Nordenfeld adopte sur la santé une position très différente. La santé n’est
pas pour lui la conformité à un design préalable spécifié par l’espèce de
l’individu, mais « un concept intrinsèquement relationnel composé de trois
éléments fondamentaux : l’agent (plus précisément sa capacité à agir), ses
buts et son environnement » (5) -p. 112-. La santé est alors une capacité,
celle « qu’une personne a, dans des circonstances acceptées, de réaliser ses
buts vitaux, c’est-à-dire ceux nécessaires pour vivre un bien-être (welfare)
minimal et durable ». La normativité de la santé qu’évoquait Canguilhem
plutôt sur un plan biologique se trouve ici être fondée dans l’intentionnalité
du sujet (ce vers quoi il tend et veut tendre) ; une personne est « en santé »

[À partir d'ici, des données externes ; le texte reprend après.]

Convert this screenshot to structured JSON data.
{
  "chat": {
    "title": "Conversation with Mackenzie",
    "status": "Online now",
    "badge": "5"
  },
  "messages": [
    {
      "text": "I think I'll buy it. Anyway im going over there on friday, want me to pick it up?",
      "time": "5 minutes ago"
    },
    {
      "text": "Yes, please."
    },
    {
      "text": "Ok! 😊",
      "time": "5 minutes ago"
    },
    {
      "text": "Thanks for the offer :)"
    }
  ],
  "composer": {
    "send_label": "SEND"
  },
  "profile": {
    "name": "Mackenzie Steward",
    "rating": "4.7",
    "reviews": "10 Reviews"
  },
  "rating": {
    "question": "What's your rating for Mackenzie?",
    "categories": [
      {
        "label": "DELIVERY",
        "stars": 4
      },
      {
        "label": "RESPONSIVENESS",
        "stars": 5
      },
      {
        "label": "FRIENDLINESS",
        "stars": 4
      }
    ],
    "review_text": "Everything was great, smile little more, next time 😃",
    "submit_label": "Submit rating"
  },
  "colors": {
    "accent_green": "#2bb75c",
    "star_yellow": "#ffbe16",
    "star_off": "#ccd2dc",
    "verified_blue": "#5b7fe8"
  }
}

si elle a la capacité potentielle (et pas nécessairement la possibilité pratique
immédiate, celle-ci pouvant être empêchée par les limitations ou carences
environnementales) de progresser vers la satisfaction de ses buts. Le
principal problème de cette approche réside dans la caractérisation des
« buts vitaux ». Si la santé est strictement subordonnée à la subjectivité de
l’agent dans la détermination de ces buts, on se heurte au problème –
particulièrement important s’agissant de questions de santé mentale – des
buts inappropriés : ils peuvent être grandioses et inaccessibles (personnalité
narcissique, troubles limites de la personnalité par exemple), ou au contraire
pauvres et triviaux (état dépressif, personnalité évitante, schizoïde…),
contradictoires les uns avec les autres (fonctionnement névrotique…). Si on
tente une définition « objective » des buts vitaux qui vaudrait
universellement pour chacun, on n’échappe pas aux risques du culturo-
centrisme (la définition de la société qui définit l’universel étant supposée
valoir pour toutes les autres) ni à ceux de la normativité dogmatique des
auteurs qui produisent des listes de « besoins fondamentaux », à l’instar de
la trop fameuse « pyramide des besoins » d’Abraham Maslow, infligée ad
nauséam à tout participant d’une formation en management, en relation
clientèle, en coaching... La solution proposée par Nordenfelt est de ne
considérer comme buts vitaux que « ceux dont l’accomplissement est à la
fois nécessaire et suffisant pour un bonheur minimal et durable » (5) -p.
122-. Cette solution, en imposant d’accéder au moins au bonheur minimal
et durable, ne limite pas la santé à la seule conformité au design de l’espèce
ni à la capacité adaptative de survivre dans un environnement donné. En
n’imposant pas un état maximal comme le fait l’OMS avec son état
« complet », elle évite les confusions entre santé, bien-être, bonheur,
bonheur total, félicité, extase…, la normativité écrasante (ainsi que la
« fatigue d’être soi » associée (8)) et les exploitations opportunistes qui en
résultent. Elle repose sur une définition du bonheur comme sentiment,
émotion, qui fonde le seuil inférieur (la frontière bonheur/malheur) qui
détermine subjectivement l’acceptabilité d’une situation. En introduisant la
durabilité, Nordenfelt évite d’intégrer dans sa définition de la santé les buts
strictement hédonistes, opportunistes, uniquement égoïstes, triviaux, contre-
productifs, préjudiciables qui ne fonctionnent qu’à court-terme. Finalement,
il propose comme définition formelle de la santé le texte suivant :
« A est complètement sain si et seulement si A est dans un état mental et
physique qui est tel que A a la capacité de second-ordre, dans des
circonstances acceptées, de réaliser le genre de choses qui sont nécessaires
et suffisantes au bonheur minimal et durable de A » (cité par (5) -p. 124-).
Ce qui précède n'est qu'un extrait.